El primer gobierno de Menem estuvo signado por las políticas de austeridad, el achicamiento del Estado, la apertura comercial, la entrega del patrimonio y los recursos soberanos, el ajuste fiscal, el ascenso sostenido de los indicadores de pobreza, desempleo y desigualdad (muy especialmente, a partir de la crisis del Tequila), y la privatización de los fondos de jubilación. No obstante, el 14 de mayo de 1995, el entonces Presidente fue reelegido por casi el 50% de los votos. A la inversa, en las elecciones presidenciales del año 2015, tras doce años de crecimiento inclusivo, incremento del empleo registrado, políticas industrialistas, asignaciones sociales, desendeudamiento externo, disminución de la pobreza, la desocupación y la desigualdad, la mayor cobertura previsional de toda Nuestra América y los salarios más altos de la región, el candidato oficialista fue derrotado por una alianza que había sido crítica de todas estas políticas. Y como si aún no resultara evidente el eclipse de la “variable económica”, en las elecciones legislativas de 2017 volvió a imponerse un gobierno que ya había mostrado todas sus cartas: devaluación, tarifazo, inflación descontrolada, endeudamiento, fuga de capitales, pérdida del poder adquisitivo de los salarios y jubilaciones, destrucción de empleo, quiebra de miles de empresas y comercios, etc., etc.

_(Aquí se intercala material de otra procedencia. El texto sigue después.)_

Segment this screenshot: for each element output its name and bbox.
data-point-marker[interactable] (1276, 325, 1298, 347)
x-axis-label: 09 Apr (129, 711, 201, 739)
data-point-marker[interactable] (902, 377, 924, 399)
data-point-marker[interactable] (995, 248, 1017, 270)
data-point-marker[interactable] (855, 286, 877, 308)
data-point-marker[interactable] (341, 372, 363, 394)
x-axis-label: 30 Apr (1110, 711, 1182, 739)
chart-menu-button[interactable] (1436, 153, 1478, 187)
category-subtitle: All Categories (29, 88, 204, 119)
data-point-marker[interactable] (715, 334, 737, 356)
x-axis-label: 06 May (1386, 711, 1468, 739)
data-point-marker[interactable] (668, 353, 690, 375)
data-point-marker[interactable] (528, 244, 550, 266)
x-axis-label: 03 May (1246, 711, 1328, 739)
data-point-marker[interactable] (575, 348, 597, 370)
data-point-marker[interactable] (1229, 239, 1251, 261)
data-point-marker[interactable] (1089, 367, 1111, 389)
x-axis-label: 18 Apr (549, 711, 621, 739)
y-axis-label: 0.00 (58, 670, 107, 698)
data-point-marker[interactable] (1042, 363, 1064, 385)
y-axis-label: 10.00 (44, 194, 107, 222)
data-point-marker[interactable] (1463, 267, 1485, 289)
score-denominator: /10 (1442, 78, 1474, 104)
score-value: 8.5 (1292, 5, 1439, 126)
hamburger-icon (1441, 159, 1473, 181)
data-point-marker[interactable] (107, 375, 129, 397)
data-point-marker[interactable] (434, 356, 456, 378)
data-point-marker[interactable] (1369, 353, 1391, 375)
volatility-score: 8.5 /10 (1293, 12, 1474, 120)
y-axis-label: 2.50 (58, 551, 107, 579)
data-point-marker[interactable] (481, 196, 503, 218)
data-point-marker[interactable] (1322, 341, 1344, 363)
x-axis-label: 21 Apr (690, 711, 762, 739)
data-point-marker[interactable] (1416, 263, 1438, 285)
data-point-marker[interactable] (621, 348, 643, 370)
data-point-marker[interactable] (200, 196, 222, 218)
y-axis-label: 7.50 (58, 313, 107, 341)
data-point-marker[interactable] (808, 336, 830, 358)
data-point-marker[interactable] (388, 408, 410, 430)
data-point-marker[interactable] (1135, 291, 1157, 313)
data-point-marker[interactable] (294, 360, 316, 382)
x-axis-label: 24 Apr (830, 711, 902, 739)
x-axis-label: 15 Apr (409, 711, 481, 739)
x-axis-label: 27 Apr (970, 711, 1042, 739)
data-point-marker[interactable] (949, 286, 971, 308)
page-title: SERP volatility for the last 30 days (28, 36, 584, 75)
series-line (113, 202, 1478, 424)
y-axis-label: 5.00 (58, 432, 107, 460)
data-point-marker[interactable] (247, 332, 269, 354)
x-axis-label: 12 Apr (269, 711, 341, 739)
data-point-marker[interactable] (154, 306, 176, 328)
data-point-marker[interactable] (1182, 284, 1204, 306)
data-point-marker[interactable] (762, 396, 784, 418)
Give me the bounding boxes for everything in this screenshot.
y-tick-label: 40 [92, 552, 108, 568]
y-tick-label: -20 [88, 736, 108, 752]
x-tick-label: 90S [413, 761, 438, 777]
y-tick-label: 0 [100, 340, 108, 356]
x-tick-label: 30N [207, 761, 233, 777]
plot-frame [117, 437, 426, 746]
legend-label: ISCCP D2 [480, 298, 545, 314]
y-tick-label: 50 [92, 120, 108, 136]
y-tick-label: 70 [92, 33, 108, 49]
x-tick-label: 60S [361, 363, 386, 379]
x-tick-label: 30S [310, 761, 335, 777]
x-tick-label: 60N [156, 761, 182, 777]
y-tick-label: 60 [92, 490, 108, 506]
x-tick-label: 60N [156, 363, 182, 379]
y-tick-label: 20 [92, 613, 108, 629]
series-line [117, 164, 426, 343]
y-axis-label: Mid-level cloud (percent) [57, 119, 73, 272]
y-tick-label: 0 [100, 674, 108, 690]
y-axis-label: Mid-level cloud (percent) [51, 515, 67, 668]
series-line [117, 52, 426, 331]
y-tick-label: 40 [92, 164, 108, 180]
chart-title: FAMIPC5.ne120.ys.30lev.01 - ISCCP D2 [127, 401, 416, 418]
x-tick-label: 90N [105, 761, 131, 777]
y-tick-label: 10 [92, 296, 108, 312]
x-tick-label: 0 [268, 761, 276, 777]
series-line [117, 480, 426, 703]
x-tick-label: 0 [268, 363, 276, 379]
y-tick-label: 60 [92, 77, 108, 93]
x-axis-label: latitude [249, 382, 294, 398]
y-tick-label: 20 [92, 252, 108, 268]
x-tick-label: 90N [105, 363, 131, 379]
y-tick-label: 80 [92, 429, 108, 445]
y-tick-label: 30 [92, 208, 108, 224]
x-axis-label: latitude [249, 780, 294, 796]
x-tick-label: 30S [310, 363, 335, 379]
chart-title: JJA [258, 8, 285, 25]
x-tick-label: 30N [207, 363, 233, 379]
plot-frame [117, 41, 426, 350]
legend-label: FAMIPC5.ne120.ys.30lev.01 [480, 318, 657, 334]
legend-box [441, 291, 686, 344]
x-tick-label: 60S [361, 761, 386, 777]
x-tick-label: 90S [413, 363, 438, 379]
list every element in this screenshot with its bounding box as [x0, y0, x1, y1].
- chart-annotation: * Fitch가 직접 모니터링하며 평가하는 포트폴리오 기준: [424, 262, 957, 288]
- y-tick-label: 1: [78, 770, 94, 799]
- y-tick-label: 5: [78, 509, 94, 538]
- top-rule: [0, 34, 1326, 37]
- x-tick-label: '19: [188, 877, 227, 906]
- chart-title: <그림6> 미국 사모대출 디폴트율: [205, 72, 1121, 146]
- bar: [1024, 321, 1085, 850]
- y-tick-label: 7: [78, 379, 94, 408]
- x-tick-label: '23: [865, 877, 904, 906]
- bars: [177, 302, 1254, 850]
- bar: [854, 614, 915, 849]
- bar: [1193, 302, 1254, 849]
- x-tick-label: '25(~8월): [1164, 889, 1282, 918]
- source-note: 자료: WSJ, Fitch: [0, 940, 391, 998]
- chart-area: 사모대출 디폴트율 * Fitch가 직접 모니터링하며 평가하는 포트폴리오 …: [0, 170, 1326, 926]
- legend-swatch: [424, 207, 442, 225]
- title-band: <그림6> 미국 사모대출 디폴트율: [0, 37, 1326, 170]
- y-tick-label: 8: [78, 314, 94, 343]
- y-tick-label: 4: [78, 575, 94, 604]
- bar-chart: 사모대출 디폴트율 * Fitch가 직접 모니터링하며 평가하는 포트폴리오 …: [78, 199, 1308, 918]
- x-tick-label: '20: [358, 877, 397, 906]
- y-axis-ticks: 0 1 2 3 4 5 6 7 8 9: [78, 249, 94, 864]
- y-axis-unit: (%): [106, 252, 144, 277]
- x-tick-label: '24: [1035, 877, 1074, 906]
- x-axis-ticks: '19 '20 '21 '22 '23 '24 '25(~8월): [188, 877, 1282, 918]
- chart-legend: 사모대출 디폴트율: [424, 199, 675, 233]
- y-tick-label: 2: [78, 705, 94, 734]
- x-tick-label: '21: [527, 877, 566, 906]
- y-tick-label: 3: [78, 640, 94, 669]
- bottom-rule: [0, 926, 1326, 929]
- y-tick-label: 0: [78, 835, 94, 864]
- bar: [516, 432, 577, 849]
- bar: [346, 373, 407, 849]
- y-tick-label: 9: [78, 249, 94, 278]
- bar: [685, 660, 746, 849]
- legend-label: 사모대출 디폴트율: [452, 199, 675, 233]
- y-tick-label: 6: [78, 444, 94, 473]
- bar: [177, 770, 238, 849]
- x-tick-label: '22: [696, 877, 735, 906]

Por otra parte, cuando la catástrofe ya no podía ser minimizada/blindada, el oficialismo macrista conservó el 40% de las preferencias a pesar de perder las elecciones de 2019. En síntesis, podríamos afirmar que aquello que hemos dado en llamar una “elección racional” fundada en “intereses económicos” debía ser revisado. Por consiguiente –reiteramos–, los aportes del psicoanálisis (y muy especialmente, la freudiana psicología de las masas con su énfasis en la identificación, y la lacaniana teoría del sujeto) se tornan imprescindibles para nuestro análisis (siempre y cuando los ponderemos como una contribución productiva y no como la verdad última capaz de explicar la totalidad de lo social).


¿La realidad ha muerto?

Durante su primera conferencia de Roma (1953), Lacan introdujo la terna “simbólico-imaginario-real” como tres registros de lo psíquico. En virtud de dichas dimensiones, podríamos asociar a lo real (aunque su estructura enigmática e inasible nos impida representarlo) con lo insoportable, lo insoluble, lo que retorna siempre al mismo lugar, lo que asedia, lo que disloca, lo que provoca angustia, lo que carece de sentido, lo no simbolizable, lo que encuentra en el síntoma, su único modo de significar. Precisamente por ello, para sobrellevar lo que no podemos soportar, para conjurar el asedio espectral, para aliviar la angustia de lo indecible, erigimos la realidad, una instancia construida en el nivel simbólico y soportada por el fantasma. Y como esta realidad “social” no difiere demasiado de la realidad política (es decir, de eso que los politólogos suelen denominar la política para distinguirlo de lo político-real), nos convendría explorar el fantasma de la promesa, del compromiso político (“utópico”) con una sociedad armoniosa/reconciliada. Es aquí donde se pone en evidencia la organización y administración del goce, una satisfacción pulsional reticente a cualquier argumentación racional y/o crítica ilustrada. El fantasma –sostiene Lacan– es la respuesta de un sujeto dividido, incompleto, inconsistente (barrado) frente a la presión coercitiva e invasiva del deseo del otro; es el refugio construido por el sujeto para “soportar” el encuentro entre su existencia viviente-palpitante y el acceso al lenguaje. Y precisamente por ello, es el fantasma el que organiza el juego de las relaciones del sujeto con el goce, produciendo sentidos ajenos a la intencionalidad del sujeto hablante. En tanto no logremos atravesar dicho entramado (sin que ello signifique la posibilidad de una vida no-fantasmática) continuaremos reproduciendo determinadas querellas imaginarias, temiendo cierta hostilidad del otro, sufriendo el asedio de voces singulares. Y es de esta fantasmal materia prima –tal como suele argumentar Jorge Alemán– de la que se nutre la interpelación ideológica para asegurar dicha reproducción.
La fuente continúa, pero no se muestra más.